Rob McKenna had an editorial in The Seattle Times over the weekend about how the Republican party can come back. I guess I’m doing metacommentary on it.
Op-ed: How Republicans need to change in Washington state
Spoiler, it’s not how they can adjust their policies to be decent, it’s about branding. Now, I won’t say branding is totally bad, but you can only make a bad product look good for so long.
DEFEATS like those suffered by many of my Republican colleagues and me last November are cause for sober reflection, as opposed to finger pointing. Rather than focus on blaming others for our defeats, party leaders and activists should instead consider how changing demographics, rapid technological change and relatively swift shifts in public attitudes have contributed to the Democrats’ recent successes in our state and nationally.
Also, how Democrats’ policy positions have been good for those groups of people. There has been a long move over the last century from the Democrats being the whites only party to being the party of everybody deserves a spot at the table. The GOP has let itself become the party of white male identity politics, and they can’t shake that off without changing policy.
The challenge and opportunity for Republicans is in offering bold solutions that encourage more voters to support GOP candidates.
Fortunately, I’ve seen that constructive approach offered in recent weeks by leaders such as Louisiana Gov. Bobby Jindal, U.S. Rep. Eric Cantor, R-Va., and former Florida Gov. Jeb Bush, among others. All have championed forward-looking policies that will benefit all Americans, not just those in battleground states or among narrow constituencies.
Policies that I will say exist, but won’t say what they are.
I heard the same approach last month when I hosted a roundtable with Republican National Committee Chairman Reince Priebus and two dozen of our state’s most active campaigners. I came out of that meeting impressed that Northwest Republicans, despite our losses, remain motivated to build the party and offer real alternatives to Olympia’s stale political culture.
What same approach? You didn’t say what the approach was, only that you think it exists. Name some policy that you think will help move people rather than some people.
If we want to be trusted to improve our public schools, grow our economy and govern more effectively, then as Northwest Republicans we must build stronger governing coalitions — and we need to welcome new people inside our party’s tent to do so. As Priebus said, we will win through addition and multiplication in our ranks, not through subtraction and division.
I’m not inherently opposed to what he’s trying to say. But again, it’s the GOP policy that isn’t inclusive. It’s the policy that’s cruel. It’s the policy that people don’t want. And even here, he says schools and the economy are important but doesn’t mention any actual policy for improving them. Anyway, blah blah blah, the national party. I’m skipping that.
In the ethnic and minority communities I visited while running for governor, I invariably received a warm welcome and much encouragement.

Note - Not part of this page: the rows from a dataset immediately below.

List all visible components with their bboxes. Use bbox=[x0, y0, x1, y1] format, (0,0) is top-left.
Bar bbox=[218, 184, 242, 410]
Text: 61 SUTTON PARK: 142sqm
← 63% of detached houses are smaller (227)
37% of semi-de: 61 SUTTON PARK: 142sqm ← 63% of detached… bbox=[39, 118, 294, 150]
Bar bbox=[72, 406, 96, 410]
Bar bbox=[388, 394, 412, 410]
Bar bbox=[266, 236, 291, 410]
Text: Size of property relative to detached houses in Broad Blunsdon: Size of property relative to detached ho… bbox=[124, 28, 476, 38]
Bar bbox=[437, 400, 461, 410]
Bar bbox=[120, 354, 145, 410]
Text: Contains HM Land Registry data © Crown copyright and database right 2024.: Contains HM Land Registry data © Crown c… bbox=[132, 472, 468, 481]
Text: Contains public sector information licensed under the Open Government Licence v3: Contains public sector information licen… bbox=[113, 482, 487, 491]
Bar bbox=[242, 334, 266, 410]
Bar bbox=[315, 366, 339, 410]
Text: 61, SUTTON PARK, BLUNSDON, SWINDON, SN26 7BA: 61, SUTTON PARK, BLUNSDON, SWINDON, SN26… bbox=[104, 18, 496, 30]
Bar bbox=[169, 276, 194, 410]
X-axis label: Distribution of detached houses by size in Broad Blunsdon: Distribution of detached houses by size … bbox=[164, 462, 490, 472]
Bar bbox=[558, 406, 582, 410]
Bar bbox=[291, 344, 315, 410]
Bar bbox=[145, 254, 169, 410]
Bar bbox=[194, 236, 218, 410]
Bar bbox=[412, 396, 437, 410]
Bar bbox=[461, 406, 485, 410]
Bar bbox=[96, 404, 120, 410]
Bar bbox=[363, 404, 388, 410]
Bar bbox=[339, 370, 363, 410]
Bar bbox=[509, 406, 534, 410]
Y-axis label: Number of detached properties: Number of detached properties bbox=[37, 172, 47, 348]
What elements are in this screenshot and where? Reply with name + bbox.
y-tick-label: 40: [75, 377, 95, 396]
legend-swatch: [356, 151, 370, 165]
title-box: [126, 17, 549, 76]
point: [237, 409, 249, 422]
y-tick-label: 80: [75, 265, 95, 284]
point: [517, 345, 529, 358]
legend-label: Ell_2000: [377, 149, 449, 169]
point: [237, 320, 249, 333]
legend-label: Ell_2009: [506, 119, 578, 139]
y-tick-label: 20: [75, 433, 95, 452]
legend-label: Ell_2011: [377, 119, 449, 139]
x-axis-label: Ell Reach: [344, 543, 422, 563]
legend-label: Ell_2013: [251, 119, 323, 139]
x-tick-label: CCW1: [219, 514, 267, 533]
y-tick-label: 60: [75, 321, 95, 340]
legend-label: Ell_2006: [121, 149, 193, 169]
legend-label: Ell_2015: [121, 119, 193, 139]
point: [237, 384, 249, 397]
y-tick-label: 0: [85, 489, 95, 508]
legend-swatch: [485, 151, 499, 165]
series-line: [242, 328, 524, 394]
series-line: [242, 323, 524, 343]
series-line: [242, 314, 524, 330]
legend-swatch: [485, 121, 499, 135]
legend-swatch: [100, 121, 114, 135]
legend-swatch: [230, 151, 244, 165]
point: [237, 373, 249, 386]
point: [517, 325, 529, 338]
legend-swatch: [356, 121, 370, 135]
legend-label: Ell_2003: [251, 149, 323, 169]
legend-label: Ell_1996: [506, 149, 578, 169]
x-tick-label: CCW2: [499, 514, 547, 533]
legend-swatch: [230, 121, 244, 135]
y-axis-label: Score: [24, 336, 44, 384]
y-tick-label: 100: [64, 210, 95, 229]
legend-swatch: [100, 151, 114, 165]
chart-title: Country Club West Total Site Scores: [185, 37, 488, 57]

So I hired someone with a history of making fun of Asians on Twitter. Also, I didn’t mention policy.
And to be clear, if you want to reach out to minority communities, you have to actually reach out to minority communities. The Democrats were once the party of white supremacy and were worse for minorities than the Republicans are now. But the Democrats took the long, difficult, sometimes painful road to inclusion. It cost us the solid South (LBJ said for a generation, but he seems to have underestimated it), and probably more than a few elections in the North. But the party transformed itself by listening, and by actually changing policies. As Darryl’s post this afternoon demonstrates, that’s not something the GOP seems to be willing to do right now.
In the Sikh temples, at Latino and Asian-American community events, in meetings with African-American education reformers, and on the Indian reservations I revisited during my campaign — in all these communities and places, people expressed their appreciation for my presence. But they also asked, “Where are the other Republicans”?
Maybe this would be a good time to mention a policy change that happened when you went to those communities and listened to what they had to say.
They would go on to say, we have seen you many times outside of campaign season, but often our elected officials (in both parties) wait until election year to come around. That must change. In the deepest sense, Republicans “must be present to win,” as in winning over more support in these communities.
Our candidates must improve their connection to our state’s many diverse communities. Before we can win their votes, we have to spend time in their communities, and not just in the few months before Election Day, to learn how their personal priorities align with Republican principles.
(a) Mention policy. (b) I love how this paragraph reads like like Rob McKenna knows that none of the GOP candidates might actually be from those communities he’s trying to get votes from. What we’re done with the part about trying to recruit minorities without mentioning policy? OK. I’m going to skip over most of the rest of it, and in fairness he will mention vague outlines of policy in his section on getting younger voters. I’d be remiss if I didn’t include this paragraph though:
Fortunately, we are starting from a competitive position in Washington state. In the governor’s race, I won majorities in five of 10 congressional districts, in 31 of the state’s 39 counties and collectively in the 47 legislative districts that were not located entirely within Seattle city limits. To put it in perspective, had fewer than 48,000 of the more than 3 million voters who cast ballots chosen differently, this would be a very different guest column.
TOO BAD WE LET SEATTLE VOTE. It’s always a great way to expand your votes by literally saying if we ignore a segment of the population, we’d have won.